There was a time in the development of our society when it was not necessary to invoke written contracts and formal laws to enforce rights and obligations. Courtesy and honor made people act according to what was generally expected of them without waiting to be prompted by anyone. There may still be a few isolated communities in our country where courtesy and “hiya” reign. But, in general, we can say that this culture of courtesy is mostly gone. It vanished with the passing of traditional society.
Nowadays, it is standard to seek the services of a lawyer to go to court in pursuit of the smallest of claims. We became a litigious society even before we could develop adequate institutional means to resolve disputes and ensure justice for everyone. Litigations are long-drawn and costly; our courts are clogged with pending cases. And so, to the many traditional disparities that have remained in our society is added the modern one of unequal access to the courts.
In traditional society, those who had power and wealth were generally restrained by “delicadeza” from exploiting their advantage. The social esteem in which the rich and powerful were held by the community was of equal, if not greater, importance to them. This typically prevented them from doing anything that would put their honor in question.
Such a society was based more or less on the existence of a moral consensus among members, something that is not easy to find in the today’s world. The decline of a faith-based morality in the modern era was anticipated by sociologists like Emile Durkheim, who believed that moral education could furnish the foundations for a secular morality appropriate to modernity. But, though he warned of the dangers of “anomie” or normlessness, he underestimated the complexities brought about by the transition to modern society.
The rise of an autonomous legal system is one of the outcomes of modernity. While intended to regulate social relationships, law could not, however, fully take the place formerly occupied by the general moral code of traditional society. Having risen alongside free market capitalism, modern law tends to be minimalist. It is expected to provide the tools for enforcing contracts, but not the content of these contracts.
The function of the law in a modern society is to stabilize normative expectations. Such expectations are not generated by law itself. They emanate rather, as meanings, from the interactions of the different functional spheres of society like politics, the economy, science, etc. Thus, the legal system does not operate in a vacuum. While protecting the autonomy of its codes, it must remain cognitively open to what’s happening in the rest of society. To do otherwise is to fail in its function.
What has this discussion got to do with the controversies that now pit the Supreme Court against the administration of President Aquino? The high court invokes its power of judicial review to defend those decisions that have been adverse to the administration. But this power is not being questioned. It is the manner in which it is exercised that is being challenged.
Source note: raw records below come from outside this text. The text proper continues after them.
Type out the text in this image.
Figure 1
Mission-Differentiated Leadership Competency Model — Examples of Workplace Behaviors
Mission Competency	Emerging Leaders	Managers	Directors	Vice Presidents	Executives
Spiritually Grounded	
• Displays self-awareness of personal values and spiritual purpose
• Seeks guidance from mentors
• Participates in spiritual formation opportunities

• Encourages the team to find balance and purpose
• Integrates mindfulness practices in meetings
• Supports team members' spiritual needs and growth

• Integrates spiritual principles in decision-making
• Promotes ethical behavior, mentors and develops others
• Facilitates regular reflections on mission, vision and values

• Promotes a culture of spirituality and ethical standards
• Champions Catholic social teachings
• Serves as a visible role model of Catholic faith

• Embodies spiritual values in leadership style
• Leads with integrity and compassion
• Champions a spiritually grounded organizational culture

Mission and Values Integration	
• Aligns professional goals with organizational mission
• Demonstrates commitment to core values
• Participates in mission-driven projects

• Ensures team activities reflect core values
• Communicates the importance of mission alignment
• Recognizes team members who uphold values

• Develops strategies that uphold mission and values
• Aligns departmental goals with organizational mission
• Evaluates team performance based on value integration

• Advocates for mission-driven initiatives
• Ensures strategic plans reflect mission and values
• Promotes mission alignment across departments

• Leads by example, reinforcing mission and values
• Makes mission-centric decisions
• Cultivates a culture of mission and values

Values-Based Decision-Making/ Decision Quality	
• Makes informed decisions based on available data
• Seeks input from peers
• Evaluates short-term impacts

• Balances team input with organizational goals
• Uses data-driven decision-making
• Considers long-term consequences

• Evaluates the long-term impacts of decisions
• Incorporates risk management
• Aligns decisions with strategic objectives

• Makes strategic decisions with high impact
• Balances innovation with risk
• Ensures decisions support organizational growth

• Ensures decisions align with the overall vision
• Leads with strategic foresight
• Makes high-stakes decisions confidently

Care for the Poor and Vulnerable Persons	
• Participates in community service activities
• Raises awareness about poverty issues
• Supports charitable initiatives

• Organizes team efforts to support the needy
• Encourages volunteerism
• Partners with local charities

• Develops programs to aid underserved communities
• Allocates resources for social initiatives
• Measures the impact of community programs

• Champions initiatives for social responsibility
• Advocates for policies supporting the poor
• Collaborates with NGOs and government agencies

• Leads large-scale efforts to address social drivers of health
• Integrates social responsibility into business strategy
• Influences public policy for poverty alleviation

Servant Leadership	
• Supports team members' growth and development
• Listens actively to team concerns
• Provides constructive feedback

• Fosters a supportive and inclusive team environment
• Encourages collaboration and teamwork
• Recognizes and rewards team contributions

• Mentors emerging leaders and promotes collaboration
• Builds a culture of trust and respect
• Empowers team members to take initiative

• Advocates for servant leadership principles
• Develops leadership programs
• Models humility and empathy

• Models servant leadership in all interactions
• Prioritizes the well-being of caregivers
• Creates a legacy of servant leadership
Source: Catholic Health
The issue of “midnight appointments” brings the matter into sharp focus. A government that has been elected into power has the right to appoint key officials, except those in the professional bureaucracy who enjoy the right of tenure. That is the basic principle enshrined in the Constitution. The law prescribes cut-off dates within which the formal ban on last-minute appointments is applicable. But more important than these stated limits is the principle itself – which gives to the elected government the power to choose its own set of officials. It is this general principle that ought to guide the interpretation of the law. And yet, the high court chooses to go into the most literalist mode of interpretation in order to find a warrant for the appointments made by the past administration.
It is important to bear in mind that we would not be in this situation if the past president, Gloria Macapagal-Arroyo, had observed elementary courtesy and refrained from issuing appointments so close to a presidential election. Or, if the beneficiaries of these appointments had summoned enough honor to decline their appointments, or, having accepted them, to quit their positions in deference to the prerogatives of the new government. We burden the law too much when we try to seek relief from it after violating the norms of ordinary courtesy. In the face of such moral decline, it seems almost futile to call for ethical renewal in public service. The problem is mainly structural.
If we look back, we will find that all this became possible when politics in our society became illegitimate, and thus more open to the use of naked coercion and monetary remuneration in the pursuit of power. Marcos was the first to methodically experiment with this form of politics by enlisting the military into the project of governance, exploiting loopholes in the Constitution, and placing the entire economy under his rule. Fifteen years after Marcos was deposed, Macapagal-Arroyo picked up the strands of that discredited experiment and wove them into her own brand of transactional politics. She ruled for more than nine years, became a member of Congress, and has, so far, escaped prosecution.
The political and legal infrastructure that these two crafty politicians engendered remains very much intact. It is the principal cause of the mass poverty of our people, and the main reason we cannot move forward.